## Friday, April 04, 2008

### Carl Bialik on DiMaggio streak probabilities

There have been lots of studies on the chances of beating Joe DiMaggio's 56-game hitting streak – SABR's "Baseball Research Journal" had one in 1994, and at least three more over the past five years or so. And there was another one, recently, in the New York Times, where two Cornell mathematicians ran simulations of baseball history.

Yesterday, Carl Bialik discussed the math involved in calculating the odds of such a streak, and summarized a reader's objection to the simulation's methodology. The Cornell authors had assumed every player got number of plate appearances in every game. That would inflate the odds. Bialik summarizes the logic perfectly:

"Suppose one batter has the identical 81% chance of getting at least one hit in each of 10 games — which is what the authors assumed for DiMaggio for every game of the 1941 season. Now suppose that during those 10 games, his teammate has an 89% chance of getting a hit in each of the first nine games, and a 9% chance in the 10th game. For both players, their mean probability across those 10 games is 81%. But DiMaggio has about a 12.2% chance of getting at least one hit in each game (0.81 to the 10th power). His teammate’s probability of starting off with a nine-game hitting streak is 35%. But that tough 10th game makes his chance of a 10-game hitting streak just 3.2% — or barely one-quarter of DiMaggio’s."

The moral is that when you multiply 56 very small numbers together, little things make a big difference, and you have to make sure you get every assumption right. And there are many issues that you have to just estimate. For instance, suppose Joe is on his 46th game, is hitless so far, and is up for his last time in the game. Is Joe less likely to take pitches, reducing his chances for a walk? Will the opposing pitcher pitch outside, hoping to take advantage of Joe's desperation, or is there some unwritten rule that would actually have him throw down the middle and challenge DiMaggio?

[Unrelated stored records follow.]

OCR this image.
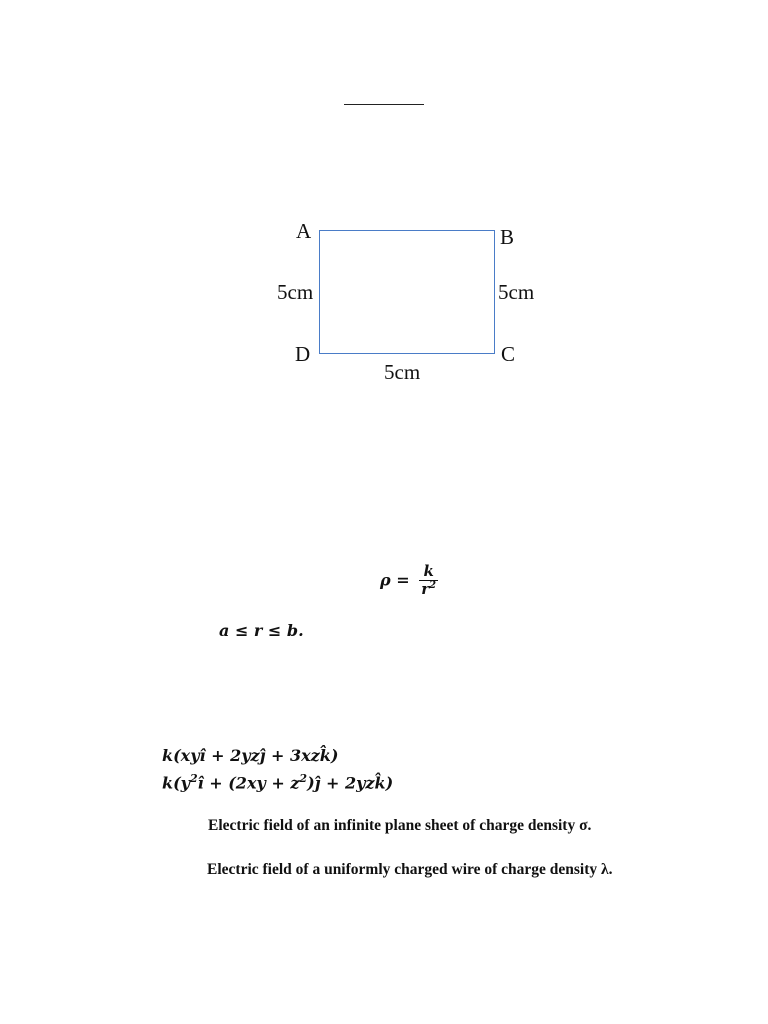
A	B
C
D
5cm	5cm
5cm
$\rho = \frac{k}{r^2}$
a ≤ r ≤ b.
k(xyî + 2yzĵ + 3xzk̂)
$k(y^2î + (2xy$ + $z^2)ĵ$ + 2yzk̂)
Electric field of an infinite plane sheet of charge density σ.
Electric field of a uniformly charged wire of charge density λ.
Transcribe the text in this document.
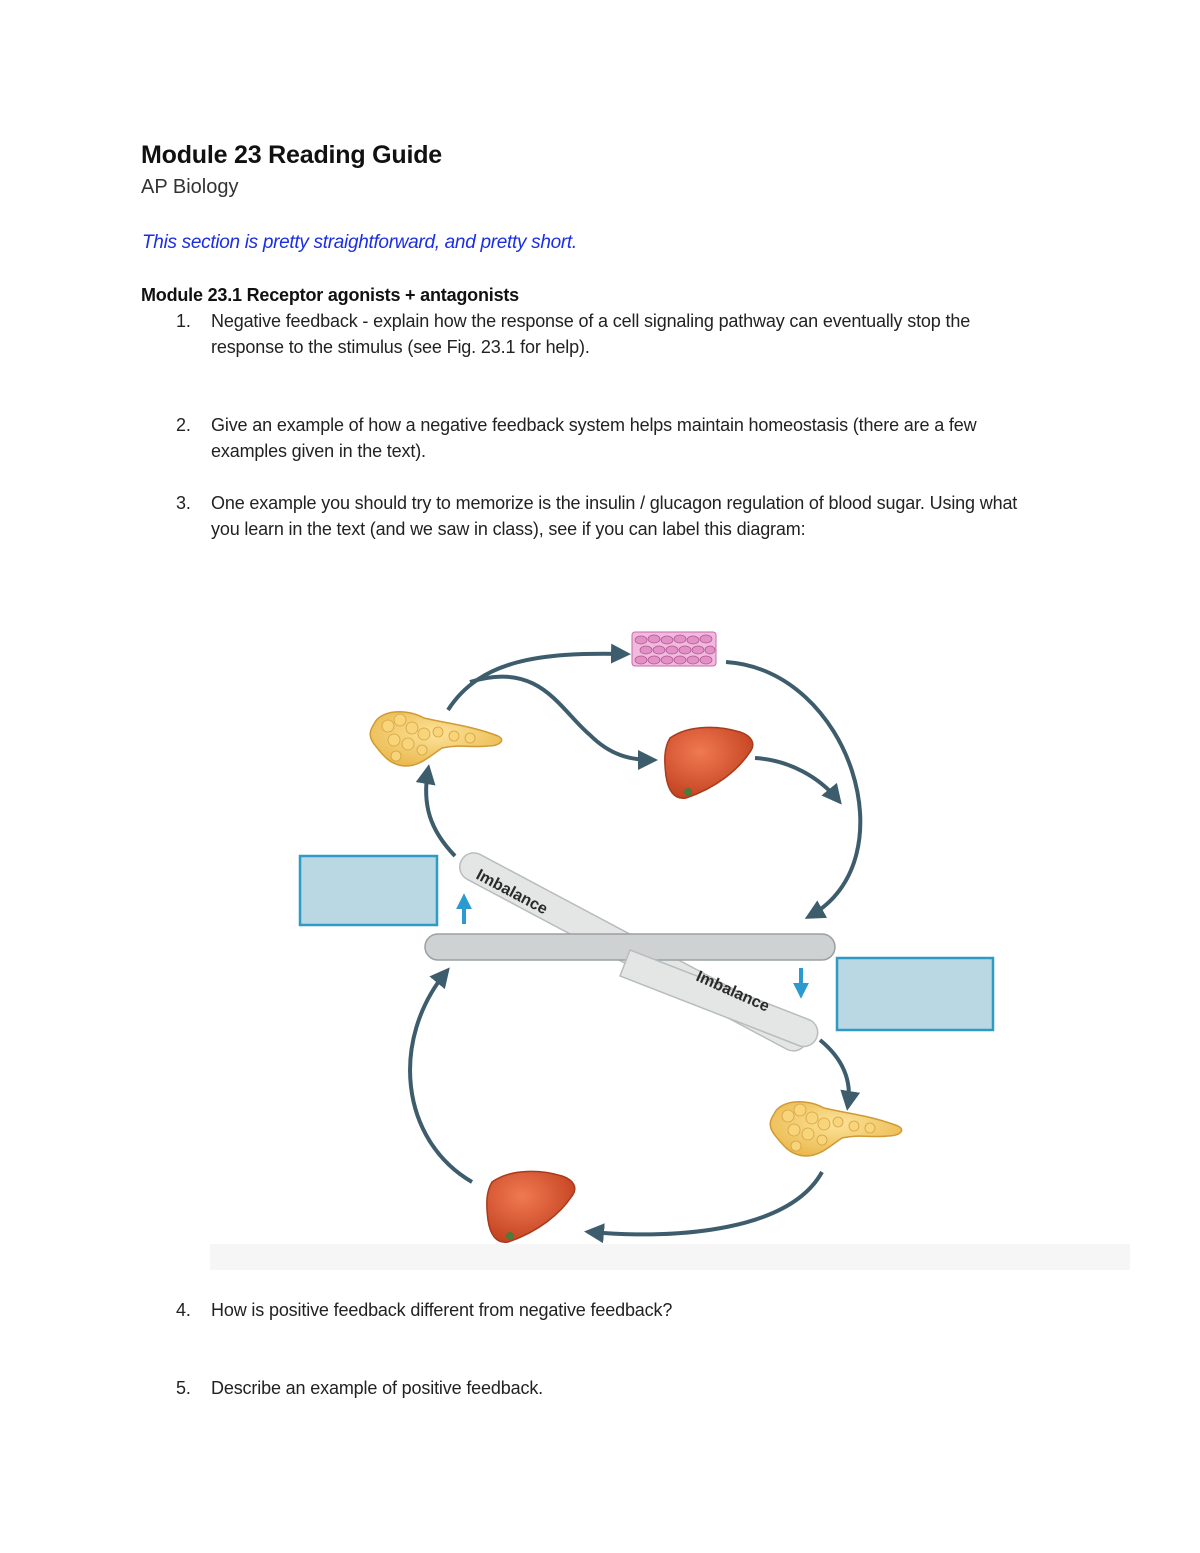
Module 23 Reading Guide

AP Biology

This section is pretty straightforward, and pretty short.

Module 23.1 Receptor agonists + antagonists
1. Negative feedback - explain how the response of a cell signaling pathway can eventually stop the response to the stimulus (see Fig. 23.1 for help).
2. Give an example of how a negative feedback system helps maintain homeostasis (there are a few examples given in the text).
3. One example you should try to memorize is the insulin / glucagon regulation of blood sugar. Using what you learn in the text (and we saw in class), see if you can label this diagram:
Imbalance
Imbalance
4. How is positive feedback different from negative feedback?
5. Describe an example of positive feedback.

Who knows? But it makes a big difference. If you assume that Joe has a (say) 32% probability of getting a hit in each of his first three PA, but that on his fourth, his chances increase to 35% (because he won't walk), his chance of getting a hit in that game is 79.56%. But if you treat his fourth appearance the same as his first, his chance is only 78.61%. That doesn't seem like much, but over 20 games – say, from game 37 to 56 – it reduces the probability of the 20-game substreak from 1 in 97, to 1 in 123.

And that's only one of many questions you could ask. Would official scorers be more likely to credit Joe with a hit on a bobbled ball? Would opposing managers be more, or less likely to bring in a reliever in the 9th to get the platoon advantage on Joe? Would DiMaggio consciously try to hit singles instead of homers to maximize his chance of getting a hit?

But the most important issue, I think, is one that most analyses I've seen get wrong. It's that when you're projecting DiMaggio's chances of getting a hit, you can't use his raw 1941 batting stats as the Cornell simulation did (
Joe hit .357 that year). Rather, you have to estimate his true talent level, which is much closer to the mean than .357. This makes a huge, huge difference. I haven't done the math, but I'd bet that if you use something more realistic – maybe around .320? – it'll change the results by around a factor of 10.

Labels: , ,

At Friday, April 04, 2008 11:10:00 AM,  Don Coffin said...

Hi, Phil. You wrote: "But the most important issue, I think, is one that most analyses I've seen get wrong. It's that when you're projecting DiMaggio's chances of getting a hit, you can't use his raw 1941 batting stats as the Cornell simulation did (Joe hit .357 that year). Rather, you have to estimate his true talent level, which is much closer to the mean than .357."

I fully agree with the logic, but the issue is whatw e take to be DiMaggio's "true" level of talent. His career BA was .325, but here's what he did at the beginning:
1936---.324
1937---.346
1938....324
1939---.381
1940---.352
Total, to 1940, .343, in more than 2800 AB.

So, .357 is probably a stretch on the high ide. But .320 is probably a stretch on the low side. (One thing that's clear is that DiMaggio was not the same hitter beginning in 1942--and clearly not atfter WWII--that he was before: .305, .290 (1946), .315, .320, .345, .301, .263 (1951). But by 1942, why wouldn't you think he was an established .340 hitter?

Still, it makes the streak look less likely if you evaluate him at .340...

At Friday, April 04, 2008 11:18:00 AM,  Phil Birnbaum said...

I agree that you might think that Joe was an established .340 hitter in 1941, but perhaps I discounted the later years more than you did. You say he wasn't the same hitter, but maybe he WAS the same hitter, just lucky earlier?

But I think you're right that .320 is too low. On second thought, if you showed me all his seasons from 1936-1942 (except 1941), and asked me to guess 1941, I'd probably put the over/under somewhere in the .330s. I should have used that.

(Tango, how many average ABs do you regress a batting average?)